Across the lowlands and lower elevation cloud forests of New Zealand's main islands, the tree fuchsia (Fuchsia excorticata) grows. Known by the Maori as kotukutuku, it is the world's largest fuchsia species growing up to 40 feet tall. It loses it leaves in the mild but cool winter that doesn't get colder than 25 degrees F. The Maori used the blue pollen in the pendent springtime blossoms to paint their faces. Although grown in gardens, usually the result of rooting vegetative cuttings, the tree fuchsia naturally produces seeded purple fruit, called konini by the Maori, after being pollinated by birds.
  1. Pollinators

    • In its geographically isolated homeland of New Zealand, tree fuchsia evolved being pollinated by nectar-eating birds. Native honeyeaters, especially bellbirds and tui, visit the pendent blossoms and use their beaks and tongues to penetrate the floral tubes for nectar. Silvereyes also visit blossoms to eat nectar. As these birds rest on tree branches and prod their faces and tongues into blossoms, pollen from the stamens is shaken or wiped across the female flower organ on a long, pistil neck.

    Pollination Insight

    • In England where no New Zealand bird fauna exist insects, such as bees, visit tree fuchsia blossoms to gather nectar, according to the Plants for a Future Database. Most flowers in a tree fuchsia are bisexual and the visit of bird or bee to the blossom transfers pollen to the female stigma organ. Tree fuchsia is self-compatible and can partially self-pollinate, according to research presented in the New Zealand Journal of Botany in 2008. Even if neither bird nor insect visits the flowering tree, shed pollen can blow or fall onto an adjacent stigma, resulting in pollination and subsequent production of seeded fruits.

    Flower Features

    • Tree fuchsia flowers' structure invites visits by flying pollinators with long tongues.

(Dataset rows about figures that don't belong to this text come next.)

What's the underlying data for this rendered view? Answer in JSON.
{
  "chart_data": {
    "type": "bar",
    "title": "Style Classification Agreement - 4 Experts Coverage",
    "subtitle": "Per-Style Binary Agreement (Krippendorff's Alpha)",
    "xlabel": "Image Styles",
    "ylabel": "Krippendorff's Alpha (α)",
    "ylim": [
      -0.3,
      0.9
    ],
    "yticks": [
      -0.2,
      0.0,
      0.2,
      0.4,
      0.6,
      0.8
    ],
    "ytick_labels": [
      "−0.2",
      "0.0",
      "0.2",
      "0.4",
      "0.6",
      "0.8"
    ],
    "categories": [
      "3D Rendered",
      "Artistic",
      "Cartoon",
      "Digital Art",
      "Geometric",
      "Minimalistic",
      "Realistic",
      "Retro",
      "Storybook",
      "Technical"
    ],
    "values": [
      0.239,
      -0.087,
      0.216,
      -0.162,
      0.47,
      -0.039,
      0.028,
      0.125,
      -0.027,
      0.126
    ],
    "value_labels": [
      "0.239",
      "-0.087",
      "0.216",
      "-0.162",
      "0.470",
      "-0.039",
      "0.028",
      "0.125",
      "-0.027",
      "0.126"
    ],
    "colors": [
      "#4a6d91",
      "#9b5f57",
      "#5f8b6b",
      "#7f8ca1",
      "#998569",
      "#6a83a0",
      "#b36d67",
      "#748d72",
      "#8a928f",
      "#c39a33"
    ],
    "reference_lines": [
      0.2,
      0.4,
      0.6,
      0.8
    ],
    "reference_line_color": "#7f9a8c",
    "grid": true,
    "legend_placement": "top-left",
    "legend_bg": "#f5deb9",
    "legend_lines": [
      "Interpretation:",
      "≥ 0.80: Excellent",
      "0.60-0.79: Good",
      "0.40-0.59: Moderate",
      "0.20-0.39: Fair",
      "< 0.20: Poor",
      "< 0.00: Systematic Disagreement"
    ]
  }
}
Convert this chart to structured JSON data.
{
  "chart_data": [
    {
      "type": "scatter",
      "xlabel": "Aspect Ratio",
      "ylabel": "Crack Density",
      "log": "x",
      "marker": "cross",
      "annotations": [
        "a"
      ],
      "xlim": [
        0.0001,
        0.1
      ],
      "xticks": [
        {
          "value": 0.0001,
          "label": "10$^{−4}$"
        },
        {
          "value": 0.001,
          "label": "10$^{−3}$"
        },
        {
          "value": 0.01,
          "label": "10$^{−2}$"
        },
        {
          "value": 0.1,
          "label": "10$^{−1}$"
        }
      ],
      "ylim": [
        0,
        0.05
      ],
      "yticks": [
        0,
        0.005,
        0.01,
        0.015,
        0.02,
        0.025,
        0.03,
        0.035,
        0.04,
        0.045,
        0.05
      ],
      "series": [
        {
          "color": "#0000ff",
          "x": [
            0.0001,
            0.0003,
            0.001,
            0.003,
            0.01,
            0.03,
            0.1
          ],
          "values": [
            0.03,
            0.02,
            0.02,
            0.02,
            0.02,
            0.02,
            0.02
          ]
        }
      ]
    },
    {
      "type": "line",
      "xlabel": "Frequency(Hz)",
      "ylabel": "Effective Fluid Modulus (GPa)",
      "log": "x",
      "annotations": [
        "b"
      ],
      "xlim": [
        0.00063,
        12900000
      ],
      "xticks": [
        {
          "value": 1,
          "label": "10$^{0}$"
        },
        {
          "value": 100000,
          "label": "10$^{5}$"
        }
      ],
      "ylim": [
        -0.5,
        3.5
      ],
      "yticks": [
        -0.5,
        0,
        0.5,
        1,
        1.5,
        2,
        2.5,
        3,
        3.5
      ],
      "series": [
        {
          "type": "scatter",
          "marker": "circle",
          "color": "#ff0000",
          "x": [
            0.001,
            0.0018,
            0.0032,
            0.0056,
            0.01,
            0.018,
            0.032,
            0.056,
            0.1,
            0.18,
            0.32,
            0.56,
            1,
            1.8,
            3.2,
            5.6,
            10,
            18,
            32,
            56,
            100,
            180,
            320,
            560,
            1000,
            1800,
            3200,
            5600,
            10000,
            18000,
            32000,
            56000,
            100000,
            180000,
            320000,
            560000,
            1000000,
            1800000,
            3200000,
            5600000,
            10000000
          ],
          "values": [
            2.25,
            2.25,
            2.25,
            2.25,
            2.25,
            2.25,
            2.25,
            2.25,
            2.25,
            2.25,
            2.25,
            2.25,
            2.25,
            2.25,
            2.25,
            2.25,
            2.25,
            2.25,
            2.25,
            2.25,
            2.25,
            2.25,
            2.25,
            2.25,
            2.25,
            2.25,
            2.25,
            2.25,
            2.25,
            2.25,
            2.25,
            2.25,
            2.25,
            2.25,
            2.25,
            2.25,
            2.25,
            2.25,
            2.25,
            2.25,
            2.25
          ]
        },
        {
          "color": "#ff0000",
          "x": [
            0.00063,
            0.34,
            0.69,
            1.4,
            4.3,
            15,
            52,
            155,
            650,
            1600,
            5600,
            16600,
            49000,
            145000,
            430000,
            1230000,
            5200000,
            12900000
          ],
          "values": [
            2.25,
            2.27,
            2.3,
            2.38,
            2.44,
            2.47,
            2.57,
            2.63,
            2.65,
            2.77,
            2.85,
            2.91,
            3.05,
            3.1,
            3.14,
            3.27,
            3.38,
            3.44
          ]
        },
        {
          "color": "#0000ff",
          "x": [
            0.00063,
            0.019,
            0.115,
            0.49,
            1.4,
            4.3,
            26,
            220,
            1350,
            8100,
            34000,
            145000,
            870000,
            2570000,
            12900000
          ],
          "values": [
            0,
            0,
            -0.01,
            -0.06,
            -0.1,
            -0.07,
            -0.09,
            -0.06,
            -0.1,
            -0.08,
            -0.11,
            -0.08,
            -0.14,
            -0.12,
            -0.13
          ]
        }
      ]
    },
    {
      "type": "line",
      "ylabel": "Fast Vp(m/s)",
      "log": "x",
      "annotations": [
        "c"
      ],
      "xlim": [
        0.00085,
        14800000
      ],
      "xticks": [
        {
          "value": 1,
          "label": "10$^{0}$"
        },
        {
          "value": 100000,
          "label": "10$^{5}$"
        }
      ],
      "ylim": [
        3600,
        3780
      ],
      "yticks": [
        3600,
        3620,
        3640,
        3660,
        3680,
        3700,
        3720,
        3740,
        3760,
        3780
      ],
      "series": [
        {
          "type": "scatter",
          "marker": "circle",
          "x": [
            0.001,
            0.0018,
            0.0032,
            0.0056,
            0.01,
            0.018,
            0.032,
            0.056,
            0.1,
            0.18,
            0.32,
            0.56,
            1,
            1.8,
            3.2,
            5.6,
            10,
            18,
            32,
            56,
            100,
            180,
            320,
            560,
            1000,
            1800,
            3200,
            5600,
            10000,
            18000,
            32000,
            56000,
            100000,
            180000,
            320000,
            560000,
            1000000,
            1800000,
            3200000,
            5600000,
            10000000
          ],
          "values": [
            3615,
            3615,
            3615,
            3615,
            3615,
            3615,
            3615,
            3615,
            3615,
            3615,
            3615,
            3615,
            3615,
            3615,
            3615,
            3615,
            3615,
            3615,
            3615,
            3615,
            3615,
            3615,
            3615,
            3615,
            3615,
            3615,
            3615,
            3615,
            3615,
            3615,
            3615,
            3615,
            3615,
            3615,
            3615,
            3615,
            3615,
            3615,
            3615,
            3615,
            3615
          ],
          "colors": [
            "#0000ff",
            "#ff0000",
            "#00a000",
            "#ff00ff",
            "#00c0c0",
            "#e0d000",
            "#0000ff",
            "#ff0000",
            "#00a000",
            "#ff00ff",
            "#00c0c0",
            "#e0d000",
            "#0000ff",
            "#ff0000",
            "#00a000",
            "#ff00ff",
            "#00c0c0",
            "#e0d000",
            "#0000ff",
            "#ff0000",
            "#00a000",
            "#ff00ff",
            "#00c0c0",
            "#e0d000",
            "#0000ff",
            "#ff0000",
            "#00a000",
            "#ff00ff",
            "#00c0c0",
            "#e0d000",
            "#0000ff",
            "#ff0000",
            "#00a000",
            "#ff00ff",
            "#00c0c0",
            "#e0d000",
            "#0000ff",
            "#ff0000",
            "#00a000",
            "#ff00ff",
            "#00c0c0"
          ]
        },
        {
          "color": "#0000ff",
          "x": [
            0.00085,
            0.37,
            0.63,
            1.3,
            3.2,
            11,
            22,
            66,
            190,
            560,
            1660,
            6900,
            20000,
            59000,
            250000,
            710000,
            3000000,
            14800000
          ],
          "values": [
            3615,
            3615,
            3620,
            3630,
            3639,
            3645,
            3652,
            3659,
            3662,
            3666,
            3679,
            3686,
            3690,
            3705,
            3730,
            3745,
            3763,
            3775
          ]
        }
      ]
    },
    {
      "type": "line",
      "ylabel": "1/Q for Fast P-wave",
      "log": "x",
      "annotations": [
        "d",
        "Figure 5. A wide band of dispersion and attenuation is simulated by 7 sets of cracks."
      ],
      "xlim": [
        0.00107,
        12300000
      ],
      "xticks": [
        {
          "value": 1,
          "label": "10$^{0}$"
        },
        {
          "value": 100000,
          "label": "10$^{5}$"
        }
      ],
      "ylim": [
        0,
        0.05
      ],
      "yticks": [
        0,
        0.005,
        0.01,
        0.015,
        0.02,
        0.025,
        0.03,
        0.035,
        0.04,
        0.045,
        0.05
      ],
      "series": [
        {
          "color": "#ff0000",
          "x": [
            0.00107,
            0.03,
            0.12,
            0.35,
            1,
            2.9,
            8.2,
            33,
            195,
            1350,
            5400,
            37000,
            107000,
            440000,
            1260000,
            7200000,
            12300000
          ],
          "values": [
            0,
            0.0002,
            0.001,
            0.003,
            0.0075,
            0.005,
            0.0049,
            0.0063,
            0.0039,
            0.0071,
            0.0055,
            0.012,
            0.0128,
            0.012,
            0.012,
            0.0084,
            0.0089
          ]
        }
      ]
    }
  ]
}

The pendent flowers hang downward, making it difficult for large flying insects, such as butterflies or moths, to land on it. The pollen-carrying stamens and female pistil jet out from the blossom's core and are brushed against as the bird or small flying insects burrows into the blossom's base for nectar. Tree fuchsia flowers change color as they age and persist on the branches. When first opening, rich in nectar and receptive for pollination, the blossom is bluish green with dark-purple markings. As the nectar levels drop and the optimal pollination window closes, the flower becomes markedly more pink to red.

    Bird Relationships

    • In New Zealand, both indigenous and exotic birds play a central role in the tree fuchsia's reproduction. Not only are honeyeaters central to flower pollination, the subsequent small fruits are readily eaten by birds. Blackbirds, silvereyes, bellbirds, kereru and starlings all eat the fruits and scatter the seeds in their droppings. In the Southern parts of the United States where the winter climate is mild, tree fuchsia grows as a small, flowering shrub. As in the case of other species of garden fuchsia, various hummingbirds visit the tree fuchsia's flowers and play a role in pollination.